Bagi Mahkamah, ketentuan tersebut justru untuk menjamin agar seorang advokat memiliki kematangan emosional atau psikologis, selain kemampuan di bidang akademik. Karena itu, dalil Pemohon yang menyatakan Pasal 3 ayat (1) huruf d UU Advokat bertentangan dengan Pasal 28I ayat (2) UUD 1945 adalah tidak beralasan menurut hukum.
Terlepas dari alasan permohonan yang dikemukakan Pemohon, petitum Pemohon yang memohon agar “Pasal 3 ayat (1) huruf d UU Advokat dinyatakan bertentangan dengan UUD 1945 dan tidak mempunyai kekuatan hukum mengikat”, justru akan menyebabkan tidak adanya pengaturan mengenai batas usia minimal untuk dapat menjadi advokat.
Sebelumnya, Permohonan ini diajukan oleh Wenro Haloho, seorang advokat magang. Melalui kuasa hukum Dora Nina Lumban Gaol, Pemohon mengajukan uji materi Pasal 3 ayat (1) huruf d UU Advokat yang berbunyi, “berusia sekurang-kurangnya 25 (dua puluh lima) tahun.”
Menurut Pemohon, ketentuan tersebut bertentangan dengan Pasal 27 Ayat (1) dan ayat (2), Pasal 28D ayat (1), dan Pasal 28I ayat (2) UUD 1945. Pemohon telah melakukan magang secara terus-menerus pada kantor advokat terhitung sejak 23 Februari 2019–23 Februari 2021. Namun pada akhir magang nanti, Pemohon masih belum mencapai usia minimal untuk diangkat menjadi advokat sebagaimana disyaratkan norma yang diuji.

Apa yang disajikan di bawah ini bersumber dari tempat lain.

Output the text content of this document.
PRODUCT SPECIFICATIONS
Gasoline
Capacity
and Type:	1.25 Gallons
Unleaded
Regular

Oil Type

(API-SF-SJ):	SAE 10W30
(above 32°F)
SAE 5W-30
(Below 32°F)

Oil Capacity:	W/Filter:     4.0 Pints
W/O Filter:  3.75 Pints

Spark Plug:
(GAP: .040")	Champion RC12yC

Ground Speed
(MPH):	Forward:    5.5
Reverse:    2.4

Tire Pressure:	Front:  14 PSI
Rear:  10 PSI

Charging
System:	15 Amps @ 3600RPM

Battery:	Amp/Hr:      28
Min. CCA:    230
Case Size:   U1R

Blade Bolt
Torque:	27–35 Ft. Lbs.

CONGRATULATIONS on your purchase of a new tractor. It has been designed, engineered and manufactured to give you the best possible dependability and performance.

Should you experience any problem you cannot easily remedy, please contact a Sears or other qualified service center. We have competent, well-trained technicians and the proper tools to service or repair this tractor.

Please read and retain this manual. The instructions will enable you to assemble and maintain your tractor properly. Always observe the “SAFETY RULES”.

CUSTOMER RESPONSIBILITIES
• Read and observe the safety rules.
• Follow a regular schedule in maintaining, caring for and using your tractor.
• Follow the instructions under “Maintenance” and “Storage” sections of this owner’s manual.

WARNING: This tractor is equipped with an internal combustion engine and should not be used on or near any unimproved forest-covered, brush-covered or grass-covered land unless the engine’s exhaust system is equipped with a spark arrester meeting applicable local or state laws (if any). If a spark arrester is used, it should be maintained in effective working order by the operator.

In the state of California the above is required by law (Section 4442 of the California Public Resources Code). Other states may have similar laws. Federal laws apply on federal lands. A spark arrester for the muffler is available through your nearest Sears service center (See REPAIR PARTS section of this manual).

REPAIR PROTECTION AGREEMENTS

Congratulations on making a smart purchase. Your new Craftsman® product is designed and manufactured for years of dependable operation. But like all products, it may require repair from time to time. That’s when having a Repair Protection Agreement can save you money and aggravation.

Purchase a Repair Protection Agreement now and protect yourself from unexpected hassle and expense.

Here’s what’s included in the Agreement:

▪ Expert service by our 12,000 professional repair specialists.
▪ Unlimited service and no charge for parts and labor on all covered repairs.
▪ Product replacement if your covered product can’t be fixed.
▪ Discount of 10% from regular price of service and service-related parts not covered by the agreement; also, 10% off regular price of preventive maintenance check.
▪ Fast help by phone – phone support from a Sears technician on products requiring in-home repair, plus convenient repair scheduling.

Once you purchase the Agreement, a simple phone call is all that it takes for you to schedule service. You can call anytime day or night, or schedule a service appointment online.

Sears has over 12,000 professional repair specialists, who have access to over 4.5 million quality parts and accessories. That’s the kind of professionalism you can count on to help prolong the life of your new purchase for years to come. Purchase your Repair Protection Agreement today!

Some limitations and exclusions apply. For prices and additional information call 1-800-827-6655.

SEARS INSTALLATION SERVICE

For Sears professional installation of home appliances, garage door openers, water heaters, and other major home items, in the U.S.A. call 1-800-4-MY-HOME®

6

Pemohon baru genap berusia 25 tahun pada 29 November 2021 untuk dapat menjadi seorang advokat, sehingga terdapat waktu selama 9 bulan baginya dengan tidak memiliki pekerjaan.
Adanya pasal tersebut dinilai Pemohon menciptakan ketidaksamaan dalam hukum karena adanya perbedaan kedudukan untuk menjadi advokat bagi yang belum berusia 25 tahun.
Keadaan ini tentu tidak sesuai dengan amanat Pasal 27 ayat (1) UUD 1945. Selain itu, berpedoman pada Putusan MK Nomor 019/PUU-I/2003 yang pada intinya menyatakan pembatasan usia minimal bagi calon advokat dapat disimpulkan pada dua kategori yaitu kematangan emosional/psikologi dan kematangan akademik.
Pemohon berpendapat jika tujuan pembatasan usia untuk meningkatkan kematangan akademik, maka yang menjadi perhatian seharusnya lama waktu magang dan bukan usia minimal calon advokat. Karena kematangan akademik, tetap dapat tercapai tanpa melimitasi usia minimal calon advokat.